Spine Surgery Unit, Bordeaux University Hospital, Bordeaux, France.
Department of Orthopedic Surgery, Hamamatsu University School of Medicine, Hamamatsu, Japan.
Spine (Phila Pa 1976). 2018 Feb 1;43(3):E154-E162. doi: 10.1097/BRS.0000000000002253.
A prospective radiographic analysis of cervical spondylotic myelopathy (CSM).
The aim of this study was to clarify the pathophysiology of CSM, and use the characteristic of global spinal alignment for determining the surgical strategy.
Radiographic evaluation of CSM, in general, comprises cervical magnetic resonance imaging (MRI) and regional cervical radiography, which cannot distinguish between cervical hyperlodorsis with spinopelvic compensation and cervical lordorsis with normal global alignment.
Our inclusion criteria were preoperative whole spine radiography and cervical MRI and health-related quality of life scores. Global spinal alignment was characterized by cervical lordosis (CL), C7 sagittal vertical axis (SVA), T1 slope (T1S), thoracic kyphosis (TK), lumbar lordosis (LL), pelvic incidence (PI), pelvic tilt (PT), sacral slope (SS), and knee flexion angle (KFA). Cervical alignment was characterized by O-C2, C2-4, C5-7, and C2-7 angles; cranial center of gravity (CCG) C7SVA; and C2-7 SVA. Responsible lesion determined using MRI was divided from C2/3 to C7/T1.
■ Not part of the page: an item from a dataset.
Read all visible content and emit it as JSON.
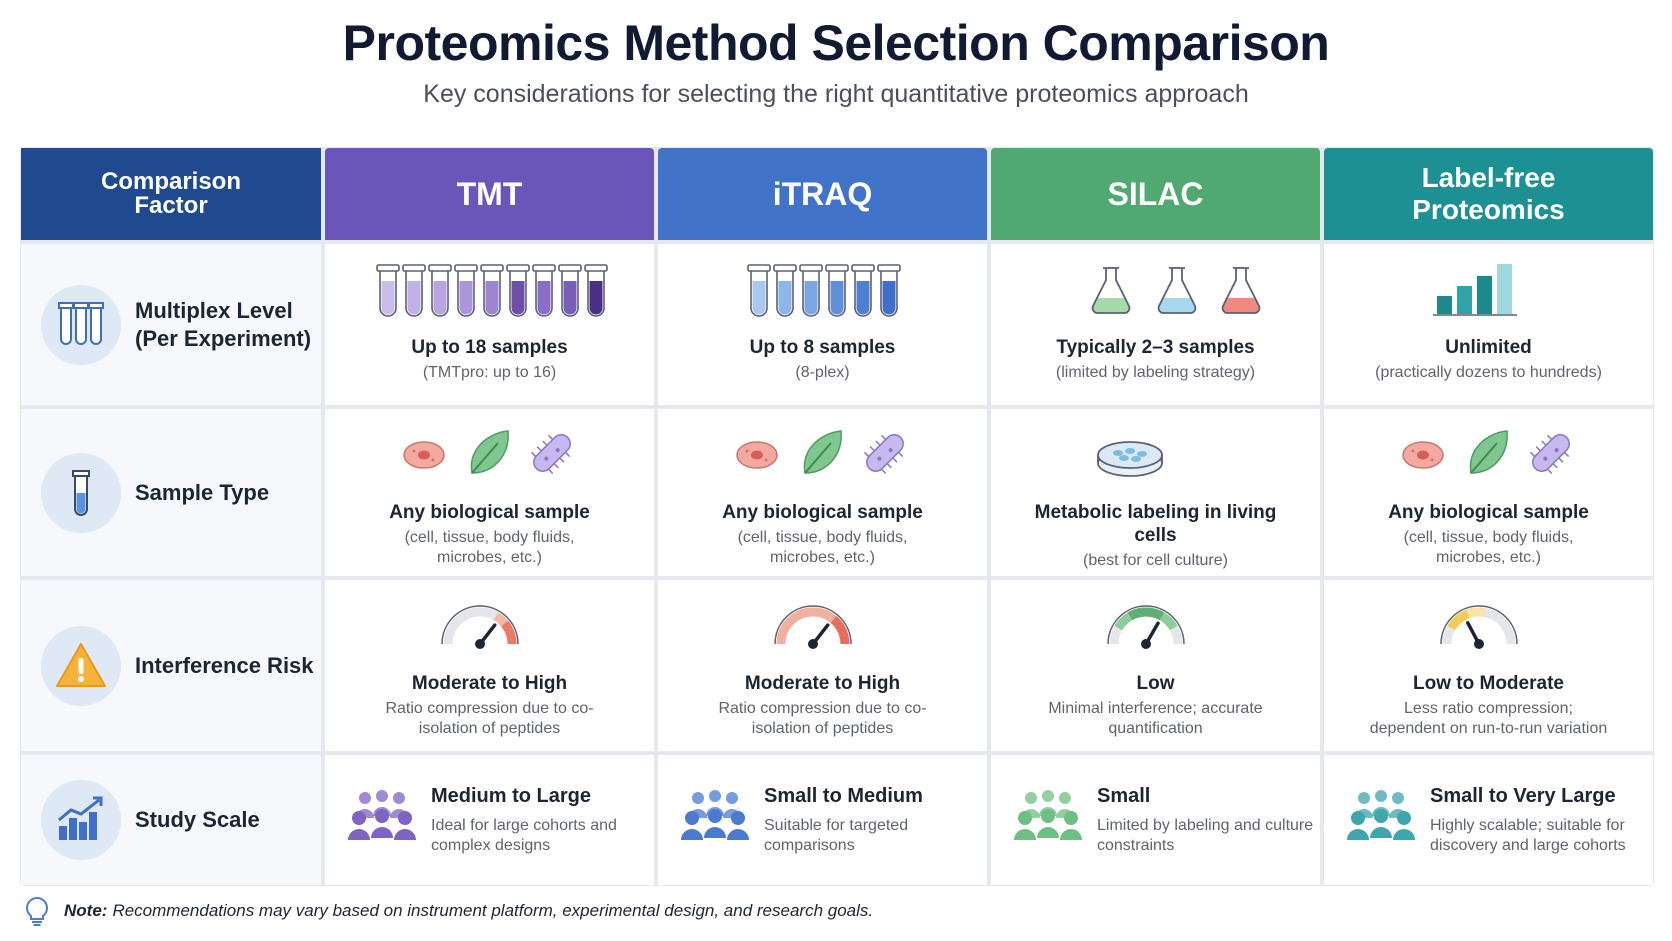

Eighty-eight surgically treated CSM patients with EOS full spine imaging were prospectively analyzed. There were 72 normal (Type 1; SVA <50 mm) and 16 positive (Type 2; SVA ≥50 mm) global balance patients. There were significant differences in age, T1S, KFA, T1S-CL, SVA, CCG-SVA, and C2-7 SVA between Type 1 and Type 2. C3/4 lesion was more common in Type 2 than in Type 1. There was a positive correlation between global sagittal, but not regional, balance, and responsible lesion. C3/4 lesion was more frequent in older, male, high SVA, large T1S-CL, large KFA, and large cranial lordosis (C2-4/C5-7 angle) patients.
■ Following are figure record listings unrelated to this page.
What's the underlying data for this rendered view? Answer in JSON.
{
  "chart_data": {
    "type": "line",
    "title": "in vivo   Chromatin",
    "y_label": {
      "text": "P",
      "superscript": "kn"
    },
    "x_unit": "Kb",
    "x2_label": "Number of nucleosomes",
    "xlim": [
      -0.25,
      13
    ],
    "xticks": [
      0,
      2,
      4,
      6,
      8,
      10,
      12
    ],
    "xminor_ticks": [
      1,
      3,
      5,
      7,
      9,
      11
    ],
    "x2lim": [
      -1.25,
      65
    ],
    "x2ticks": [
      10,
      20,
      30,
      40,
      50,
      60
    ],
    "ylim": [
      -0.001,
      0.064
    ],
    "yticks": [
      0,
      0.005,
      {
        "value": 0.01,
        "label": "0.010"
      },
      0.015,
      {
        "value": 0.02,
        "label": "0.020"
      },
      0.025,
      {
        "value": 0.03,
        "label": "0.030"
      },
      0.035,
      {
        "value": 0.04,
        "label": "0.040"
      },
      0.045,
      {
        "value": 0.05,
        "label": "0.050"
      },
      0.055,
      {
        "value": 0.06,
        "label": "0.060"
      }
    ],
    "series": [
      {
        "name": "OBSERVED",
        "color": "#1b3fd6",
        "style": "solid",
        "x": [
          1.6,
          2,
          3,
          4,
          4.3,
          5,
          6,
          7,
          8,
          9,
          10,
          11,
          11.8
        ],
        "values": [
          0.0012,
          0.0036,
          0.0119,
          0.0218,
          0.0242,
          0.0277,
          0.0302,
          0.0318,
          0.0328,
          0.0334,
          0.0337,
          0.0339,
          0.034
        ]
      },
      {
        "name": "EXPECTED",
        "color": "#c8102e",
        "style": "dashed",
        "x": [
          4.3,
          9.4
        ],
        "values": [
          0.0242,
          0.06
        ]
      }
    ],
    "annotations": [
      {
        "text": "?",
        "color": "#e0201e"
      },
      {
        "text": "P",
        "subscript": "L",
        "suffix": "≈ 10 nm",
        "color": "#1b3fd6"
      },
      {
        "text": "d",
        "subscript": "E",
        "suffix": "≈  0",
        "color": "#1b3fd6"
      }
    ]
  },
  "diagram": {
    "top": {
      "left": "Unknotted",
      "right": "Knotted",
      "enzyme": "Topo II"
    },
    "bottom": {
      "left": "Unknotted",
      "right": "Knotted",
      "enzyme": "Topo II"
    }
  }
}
This study indicates the necessity for global alignment evaluation, particularly in older CSM patients because of their compensation mechanism for global malalignment. Surgical strategy for cranial type CSM should be carefully selected considering global balance.
颈椎脊髓病(CSM)的前瞻性放射分析。
本研究旨在阐明 CSM 的病理生理学,并利用脊柱整体排列的特征来确定手术策略。
CSM 的放射学评估通常包括颈椎磁共振成像(MRI)和区域性颈椎摄影,但无法区分颈椎过伸伴有脊柱骨盆代偿和颈椎前凸伴正常整体排列。
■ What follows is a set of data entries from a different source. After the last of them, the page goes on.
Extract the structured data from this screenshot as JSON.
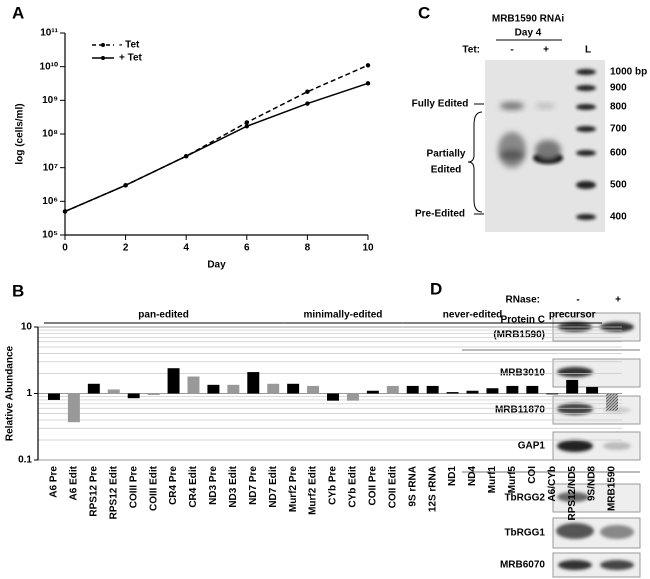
{
  "chart_data": [
    {
      "type": "line",
      "panel": "A",
      "xlabel": "Day",
      "ylabel": "log (cells/ml)",
      "x": [
        0,
        2,
        4,
        6,
        8,
        10
      ],
      "series": [
        {
          "name": "- Tet",
          "color": "#000000",
          "dashed": true,
          "values": [
            500000,
            3000000,
            22000000,
            220000000,
            1800000000,
            11000000000
          ]
        },
        {
          "name": "+ Tet",
          "color": "#000000",
          "dashed": false,
          "values": [
            500000,
            3000000,
            22000000,
            170000000,
            800000000,
            3200000000
          ]
        }
      ],
      "xlim": [
        0,
        10
      ],
      "xticks": [
        0,
        2,
        4,
        6,
        8,
        10
      ],
      "ylim": [
        100000,
        100000000000
      ],
      "log_y": true,
      "yticks": [
        {
          "value": 100000,
          "label": "10⁵"
        },
        {
          "value": 1000000,
          "label": "10⁶"
        },
        {
          "value": 10000000,
          "label": "10⁷"
        },
        {
          "value": 100000000,
          "label": "10⁸"
        },
        {
          "value": 1000000000,
          "label": "10⁹"
        },
        {
          "value": 10000000000,
          "label": "10¹⁰"
        },
        {
          "value": 100000000000,
          "label": "10¹¹"
        }
      ],
      "legend": "upper left"
    },
    {
      "type": "bar",
      "panel": "B",
      "ylabel": "Relative Abundance",
      "categories": [
        "A6 Pre",
        "A6 Edit",
        "RPS12 Pre",
        "RPS12 Edit",
        "COIII Pre",
        "COIII Edit",
        "CR4 Pre",
        "CR4 Edit",
        "ND3 Pre",
        "ND3 Edit",
        "ND7 Pre",
        "ND7 Edit",
        "Murf2 Pre",
        "Murf2 Edit",
        "CYb Pre",
        "CYb Edit",
        "COII Pre",
        "COII Edit",
        "9S rRNA",
        "12S rRNA",
        "ND1",
        "ND4",
        "Murf1",
        "Murf5",
        "COI",
        "A6/CYb",
        "RPS12/ND5",
        "9S/ND8",
        "MRB1590"
      ],
      "values": [
        0.8,
        0.37,
        1.4,
        1.15,
        0.85,
        0.95,
        2.4,
        1.8,
        1.35,
        1.35,
        2.1,
        1.4,
        1.4,
        1.3,
        0.78,
        0.78,
        1.1,
        1.3,
        1.3,
        1.3,
        1.05,
        1.1,
        1.2,
        1.3,
        1.3,
        0.97,
        1.6,
        1.25,
        0.55
      ],
      "colors": [
        "#000000",
        "#999999",
        "#000000",
        "#999999",
        "#000000",
        "#999999",
        "#000000",
        "#999999",
        "#000000",
        "#999999",
        "#000000",
        "#999999",
        "#000000",
        "#999999",
        "#000000",
        "#999999",
        "#000000",
        "#999999",
        "#000000",
        "#000000",
        "#000000",
        "#000000",
        "#000000",
        "#000000",
        "#000000",
        "#000000",
        "#000000",
        "#000000",
        "#aaaaaa"
      ],
      "groups": [
        {
          "label": "pan-edited",
          "span": [
            0,
            11
          ]
        },
        {
          "label": "minimally-edited",
          "span": [
            12,
            17
          ]
        },
        {
          "label": "never-edited",
          "span": [
            18,
            24
          ]
        },
        {
          "label": "precursor",
          "span": [
            25,
            27
          ]
        }
      ],
      "ylim": [
        0.1,
        10
      ],
      "log_y": true,
      "yticks": [
        0.1,
        1,
        10
      ],
      "baseline": 1,
      "grid": true,
      "minor_grid": true
    }
  ],
  "gel": {
    "panel": "C",
    "title": "MRB1590 RNAi",
    "subtitle": "Day 4",
    "row_label": "Tet:",
    "lanes": [
      "-",
      "+",
      "L"
    ],
    "ladder": [
      "1000 bp",
      "900",
      "800",
      "700",
      "600",
      "500",
      "400"
    ],
    "annotations": {
      "fully": "Fully Edited",
      "partially_1": "Partially",
      "partially_2": "Edited",
      "pre": "Pre-Edited"
    }
  },
  "blots": {
    "panel": "D",
    "row_label": "RNase:",
    "lanes": [
      "-",
      "+"
    ],
    "labels": [
      "Protein C",
      "(MRB1590)",
      "MRB3010",
      "MRB11870",
      "GAP1",
      "TbRGG2",
      "TbRGG1",
      "MRB6070"
    ]
  }
}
我们的纳入标准是术前全脊柱 X 线摄影和颈椎 MRI 以及健康相关生活质量评分。脊柱整体排列特征包括颈椎前凸(CL)、C7 矢状垂直轴(SVA)、T1 斜率(T1S)、胸椎后凸(TK)、腰椎前凸(LL)、骨盆入射角(PI)、骨盆倾斜角(PT)、骶骨倾斜角(SS)和膝关节屈曲角(KFA)。颈椎排列特征包括 O-C2、C2-4、C5-7 和 C2-7 角;颅重心(CCG)C7SVA;和 C2-7 SVA。使用 MRI 确定的责任病灶从 C2/3 到 C7/T1 进行划分。
前瞻性分析了 88 例接受 EOS 全脊柱成像治疗的 CSM 患者。有 72 例为正常(1 型;SVA<50mm),16 例为阳性(2 型;SVA≥50mm)。1 型和 2 型患者在年龄、T1S、KFA、T1S-CL、SVA、CCG-SVA 和 C2-7 SVA 方面存在显著差异。2 型患者 C3/4 病变较 1 型更常见。脊柱整体矢状平衡与责任病灶之间存在正相关,但与区域矢状平衡无关。年龄较大、男性、SVA 较高、T1S-CL 较大、KFA 较大和颅颈椎(C2-4/C5-7 角)较大的患者 C3/4 病变更常见。
本研究表明,对于全球矢状面失衡的老年 CSM 患者,需要进行全面的矢状面评估。对于颅型 CSM 患者,应根据整体平衡情况谨慎选择手术策略。